Foreign doctors flop Canadian Tests

By Vivian Song

It's become a cross-country catchphrase used to illustrate how Canada squanders valuable minds and skills during a growing doctor shortage. While an estimated five million Canadians are without a family physician, foreign-trained doctors are driving cabs - or so the saying goes. Another adage: "Instead of delivering babies, foreign-trained doctors are delivering pizzas." But speak to some key players who help test, certify and license international medical graduates, or IMGs as they're called in the medical industry, and they offer another side of the story that's seldom talked about. "That's a sweeping generalization of the ignorant that they're all driving cabs," said Robert Lee, director of the Medical Council of Canada's evaluation bureau operations. "Some of them are driving cabs because they don't pass the level of standard in Canada ... Just because we need more doctors doesn't mean we should lower our standards."

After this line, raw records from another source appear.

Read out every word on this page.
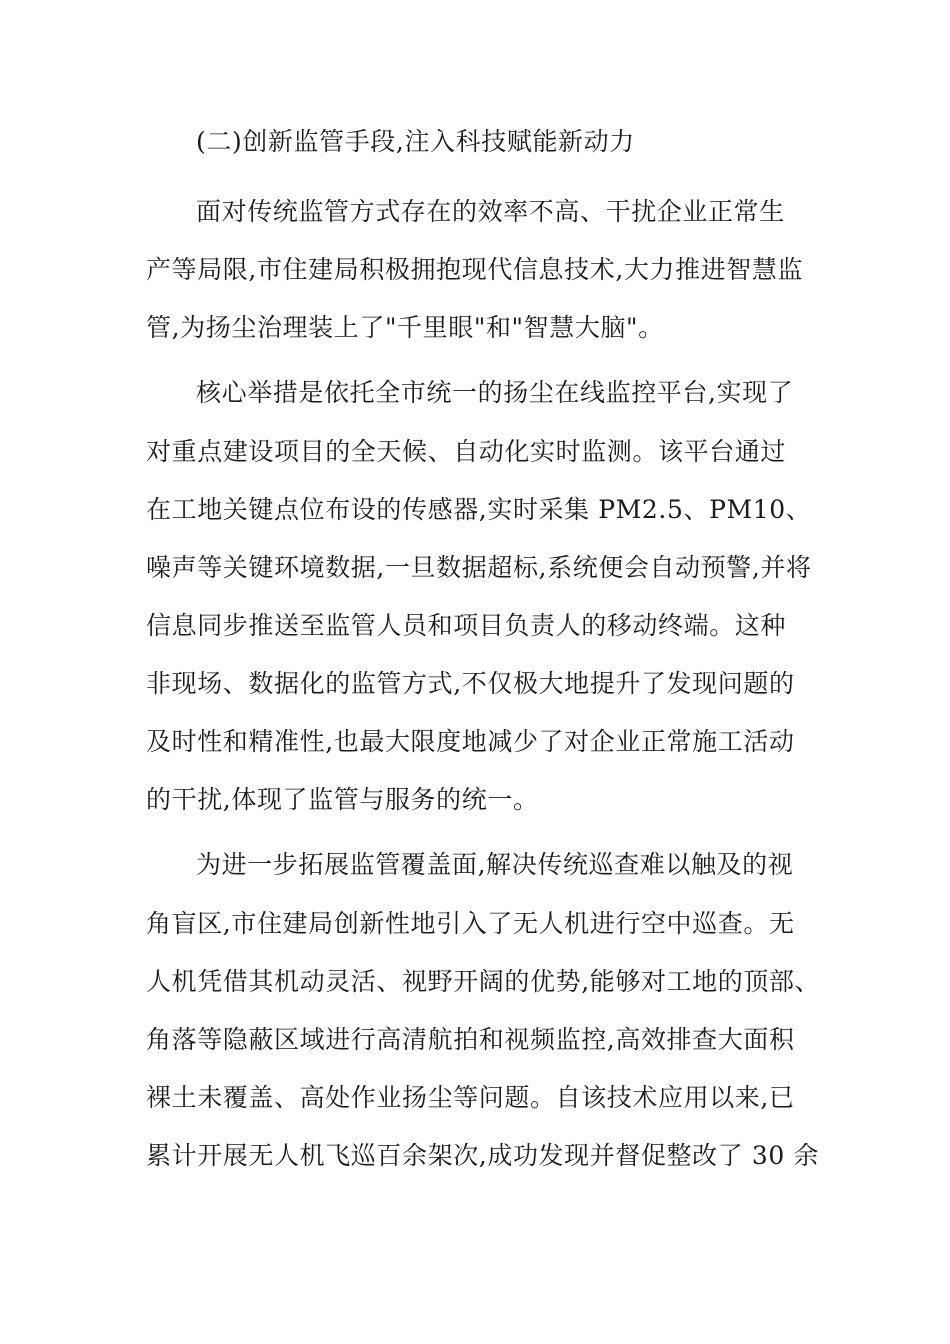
(二)创新监管手段,注入科技赋能新动力
面对传统监管方式存在的效率不高、干扰企业正常生
产等局限,市住建局积极拥抱现代信息技术,大力推进智慧监
管,为扬尘治理装上了"千里眼"和"智慧大脑"。
核心举措是依托全市统一的扬尘在线监控平台,实现了
对重点建设项目的全天候、自动化实时监测。该平台通过
在工地关键点位布设的传感器,实时采集 PM2.5、PM10、
噪声等关键环境数据,一旦数据超标,系统便会自动预警,并将
信息同步推送至监管人员和项目负责人的移动终端。这种
非现场、数据化的监管方式,不仅极大地提升了发现问题的
及时性和精准性,也最大限度地减少了对企业正常施工活动
的干扰,体现了监管与服务的统一。
为进一步拓展监管覆盖面,解决传统巡查难以触及的视
角盲区,市住建局创新性地引入了无人机进行空中巡查。无
人机凭借其机动灵活、视野开阔的优势,能够对工地的顶部、
角落等隐蔽区域进行高清航拍和视频监控,高效排查大面积
裸土未覆盖、高处作业扬尘等问题。自该技术应用以来,已
累计开展无人机飞巡百余架次,成功发现并督促整改了 30 余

The Medical Council administers standardized qualifying exams that all Canadian medical students across the country must sit. Foreign-trained doctors must write an additional basic Evaluating Exam before being able to join their Canadian counterparts in writing two final qualifying exams. And the failure rate of foreign-trained doctors is significant, Lee said. "People always talk about the underutilization of IMGs," he said. "Nobody ever talks about them being underqualified ... the problem is not that we're not getting them into the system; the problem is they're flopping out." On average, about 3,000 international medical graduates write the Evaluating Exam every year. Between 2001 and 2006, the failure rate of first-time takers was about 35% and many within that cohort are repeat writers, Lee said. Next, the remaining 65% of successful candidates go on to write Qualifying Exam Part I along with their Canadian competition - an exam set at the level of a graduating MD, ready to enter their residency or supervised internship.

Between 2001 and 2005, 34% of first-time IMG takers failed that exam. Annually, the council tests about 4,000 to 4,500 candidates including Canadian students. A breakdown detailing the number of IMGs in the group is unavailable. Once candidates have completed a minimum one-year residency training, they are able to sit the final MCC exam, Qualifying Part II. The failure rate for first-time IMGs between 2000 and 2005 was another 40%. What does that leave? "Not a lot," Lee said. "The number's not huge." When pressed, Lee refuses to divulge the final number of foreign-trained doctors who actually make it through the funnelling system which weeds out those who can't hack it. "I don't publish that mother of all stats," he said. By contrast, Canadian students pass the exams at about 97%, Lee said. But in a candid conversation with Sun Media, Lee minced no words when discussing the mantra adopted nationwide of doctors driving cabs. "There's a misbelief that any doctor from anywhere in the world should be able to come here and two days later be able to practise in Canada and that's not the case," he said. "And thank God it's not, because the quality of health care would be all over the map." The Medical Council of Canada is one of several different ways international doctors can get licensure and the most standardized. According to the Associaton of International Physicians and Surgeons of Ontario, the province is home to between 2,000 and 4,000 foreign-trained physicians. British Columbia is said to have had at least 400 unlicensed IMGs in 2001, while Alberta was home to 160. "There are so many numbers tossed around. No one knows what the real number is," said Rita Forte, project director of an IMG database at CAPER, the Canadian Post-M.D. Education Registry.